My wife said to me recently, that cycling is a good example of being a minority in society, this was really interesting putting it consciously together, those feelings of being endangered, a nuisance, getting in the way, not on the same playing field all started to make sense. This article articulates that much better than I can.
Active Transport is part of the Public Transport system and we need to be looking at these working together in the system. This opinion piece explores the idea of making public transport free to use and whether it would be viable. Would you change?
A New report commissioned by Great South says we need to be on public or active transport for trips under 5 kms…. well, a third of us do. Can we do it? What are the steps we have to make to move us out of our cars and onto other forms of transport?
Beyond inherent ideas of loss and fear of not knowing, change is a long process. It takes time but it is worth pursuing when we know it is the right thing to do.
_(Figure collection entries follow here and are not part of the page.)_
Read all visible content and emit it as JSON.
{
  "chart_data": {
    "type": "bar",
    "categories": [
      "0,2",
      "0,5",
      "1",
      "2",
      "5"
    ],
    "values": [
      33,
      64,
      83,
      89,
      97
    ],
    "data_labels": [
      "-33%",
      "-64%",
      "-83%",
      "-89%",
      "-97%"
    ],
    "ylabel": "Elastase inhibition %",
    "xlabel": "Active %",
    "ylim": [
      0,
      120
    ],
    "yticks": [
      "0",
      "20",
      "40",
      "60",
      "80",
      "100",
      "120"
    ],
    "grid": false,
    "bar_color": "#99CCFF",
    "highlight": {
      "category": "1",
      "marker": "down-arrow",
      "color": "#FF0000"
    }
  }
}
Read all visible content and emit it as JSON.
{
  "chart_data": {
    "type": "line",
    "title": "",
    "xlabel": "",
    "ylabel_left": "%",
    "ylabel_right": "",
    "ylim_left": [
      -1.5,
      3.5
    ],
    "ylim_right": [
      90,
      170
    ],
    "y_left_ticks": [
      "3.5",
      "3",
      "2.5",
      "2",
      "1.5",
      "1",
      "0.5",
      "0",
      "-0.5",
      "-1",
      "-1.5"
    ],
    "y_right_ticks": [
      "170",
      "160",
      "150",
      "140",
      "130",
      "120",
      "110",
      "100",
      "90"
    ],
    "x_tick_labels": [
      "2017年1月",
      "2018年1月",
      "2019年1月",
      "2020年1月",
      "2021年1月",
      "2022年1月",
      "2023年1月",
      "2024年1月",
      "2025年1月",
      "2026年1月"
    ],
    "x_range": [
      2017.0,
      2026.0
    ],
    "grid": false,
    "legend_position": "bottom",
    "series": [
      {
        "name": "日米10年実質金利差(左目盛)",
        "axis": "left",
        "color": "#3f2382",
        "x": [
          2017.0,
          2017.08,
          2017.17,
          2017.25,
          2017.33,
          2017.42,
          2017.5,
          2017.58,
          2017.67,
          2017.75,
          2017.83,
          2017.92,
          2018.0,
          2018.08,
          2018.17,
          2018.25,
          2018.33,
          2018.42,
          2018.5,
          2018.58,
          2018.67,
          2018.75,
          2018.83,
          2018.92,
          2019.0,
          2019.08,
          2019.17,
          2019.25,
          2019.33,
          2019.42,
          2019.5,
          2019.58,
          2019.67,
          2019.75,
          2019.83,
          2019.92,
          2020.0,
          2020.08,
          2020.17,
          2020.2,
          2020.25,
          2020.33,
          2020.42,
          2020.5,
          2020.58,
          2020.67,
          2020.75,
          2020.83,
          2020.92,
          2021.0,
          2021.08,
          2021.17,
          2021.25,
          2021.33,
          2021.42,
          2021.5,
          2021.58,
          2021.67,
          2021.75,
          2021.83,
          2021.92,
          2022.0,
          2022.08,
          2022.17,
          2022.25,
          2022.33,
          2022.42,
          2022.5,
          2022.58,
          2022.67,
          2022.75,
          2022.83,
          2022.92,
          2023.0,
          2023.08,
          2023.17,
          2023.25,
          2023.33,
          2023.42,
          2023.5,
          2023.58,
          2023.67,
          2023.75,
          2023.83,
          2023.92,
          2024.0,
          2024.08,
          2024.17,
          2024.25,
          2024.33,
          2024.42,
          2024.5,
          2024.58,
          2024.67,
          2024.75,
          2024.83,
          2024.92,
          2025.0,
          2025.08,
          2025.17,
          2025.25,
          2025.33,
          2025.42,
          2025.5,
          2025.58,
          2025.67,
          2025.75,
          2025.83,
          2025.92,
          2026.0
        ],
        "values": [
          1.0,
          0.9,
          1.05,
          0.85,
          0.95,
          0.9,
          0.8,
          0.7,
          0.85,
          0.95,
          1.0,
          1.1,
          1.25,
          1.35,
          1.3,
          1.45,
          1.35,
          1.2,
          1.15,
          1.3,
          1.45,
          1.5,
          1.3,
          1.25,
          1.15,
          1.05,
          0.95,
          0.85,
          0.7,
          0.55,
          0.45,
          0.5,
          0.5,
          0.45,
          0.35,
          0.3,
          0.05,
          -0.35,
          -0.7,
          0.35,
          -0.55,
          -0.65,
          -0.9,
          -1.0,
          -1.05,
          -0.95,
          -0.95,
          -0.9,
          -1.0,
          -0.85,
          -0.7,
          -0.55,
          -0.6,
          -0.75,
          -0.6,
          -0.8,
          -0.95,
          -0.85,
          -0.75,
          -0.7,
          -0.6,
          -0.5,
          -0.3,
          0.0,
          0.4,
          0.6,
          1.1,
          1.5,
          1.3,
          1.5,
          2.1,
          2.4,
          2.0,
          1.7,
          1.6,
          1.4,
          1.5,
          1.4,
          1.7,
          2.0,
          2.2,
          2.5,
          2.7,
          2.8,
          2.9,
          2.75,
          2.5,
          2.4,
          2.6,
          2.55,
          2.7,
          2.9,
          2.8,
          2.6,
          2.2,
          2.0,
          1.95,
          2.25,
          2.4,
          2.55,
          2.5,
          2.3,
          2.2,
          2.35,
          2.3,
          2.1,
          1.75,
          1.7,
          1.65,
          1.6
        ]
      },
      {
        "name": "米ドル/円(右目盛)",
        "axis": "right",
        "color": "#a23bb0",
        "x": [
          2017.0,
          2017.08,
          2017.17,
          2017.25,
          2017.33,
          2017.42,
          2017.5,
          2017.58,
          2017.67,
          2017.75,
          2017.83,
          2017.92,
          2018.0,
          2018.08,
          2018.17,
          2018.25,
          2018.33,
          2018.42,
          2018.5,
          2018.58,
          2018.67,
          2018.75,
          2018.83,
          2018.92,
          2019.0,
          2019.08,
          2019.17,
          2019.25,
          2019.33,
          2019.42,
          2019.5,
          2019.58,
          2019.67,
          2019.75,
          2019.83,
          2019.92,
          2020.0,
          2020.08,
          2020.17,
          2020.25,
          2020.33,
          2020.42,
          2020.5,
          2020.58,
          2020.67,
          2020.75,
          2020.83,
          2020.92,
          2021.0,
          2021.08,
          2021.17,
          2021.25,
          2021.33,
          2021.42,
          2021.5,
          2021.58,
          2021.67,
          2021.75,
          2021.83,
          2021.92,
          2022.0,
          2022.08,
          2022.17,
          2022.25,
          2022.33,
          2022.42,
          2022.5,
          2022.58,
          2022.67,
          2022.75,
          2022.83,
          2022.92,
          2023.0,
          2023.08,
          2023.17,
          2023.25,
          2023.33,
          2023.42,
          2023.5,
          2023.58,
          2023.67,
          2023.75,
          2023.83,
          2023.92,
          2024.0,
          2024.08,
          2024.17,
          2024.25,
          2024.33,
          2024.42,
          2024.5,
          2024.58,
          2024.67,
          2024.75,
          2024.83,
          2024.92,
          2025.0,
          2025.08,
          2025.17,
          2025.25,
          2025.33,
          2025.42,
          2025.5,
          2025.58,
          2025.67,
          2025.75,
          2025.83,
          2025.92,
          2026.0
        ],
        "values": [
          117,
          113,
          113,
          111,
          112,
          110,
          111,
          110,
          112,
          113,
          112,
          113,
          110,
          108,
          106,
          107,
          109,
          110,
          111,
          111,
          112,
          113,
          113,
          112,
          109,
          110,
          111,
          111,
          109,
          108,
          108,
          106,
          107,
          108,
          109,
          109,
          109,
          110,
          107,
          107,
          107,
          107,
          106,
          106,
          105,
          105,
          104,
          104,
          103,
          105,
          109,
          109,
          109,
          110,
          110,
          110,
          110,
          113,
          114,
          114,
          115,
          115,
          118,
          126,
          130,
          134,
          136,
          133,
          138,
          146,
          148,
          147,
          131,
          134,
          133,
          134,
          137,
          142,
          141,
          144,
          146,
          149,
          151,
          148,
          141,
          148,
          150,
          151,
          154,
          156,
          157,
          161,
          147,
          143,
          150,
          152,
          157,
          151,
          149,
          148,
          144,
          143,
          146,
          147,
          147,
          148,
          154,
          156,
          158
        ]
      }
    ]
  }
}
This opinion piece compares the adoption of the Māori greeting ‘Kia ora’ which greeted a storm when first used by a telephone operator in 1984.
BEATS programme (Dunedin study of Active Transport to schools). This study in Dunedin has been looking at how and why children travel to school and if it is possible to influence changes in habit to more active modes of transport.
Around the world people and places have been trying out ways to moving populations around in urban centres particularly in response to Covid and not particularly wanting to use public transport. This has led to a move to have more people walking or cycling to move around, which again raises the question about allocation of space!
Of course, we are not New York or Paris, we are Invercargill and with that comes an awesome opportunity to decide how what we want our city to be!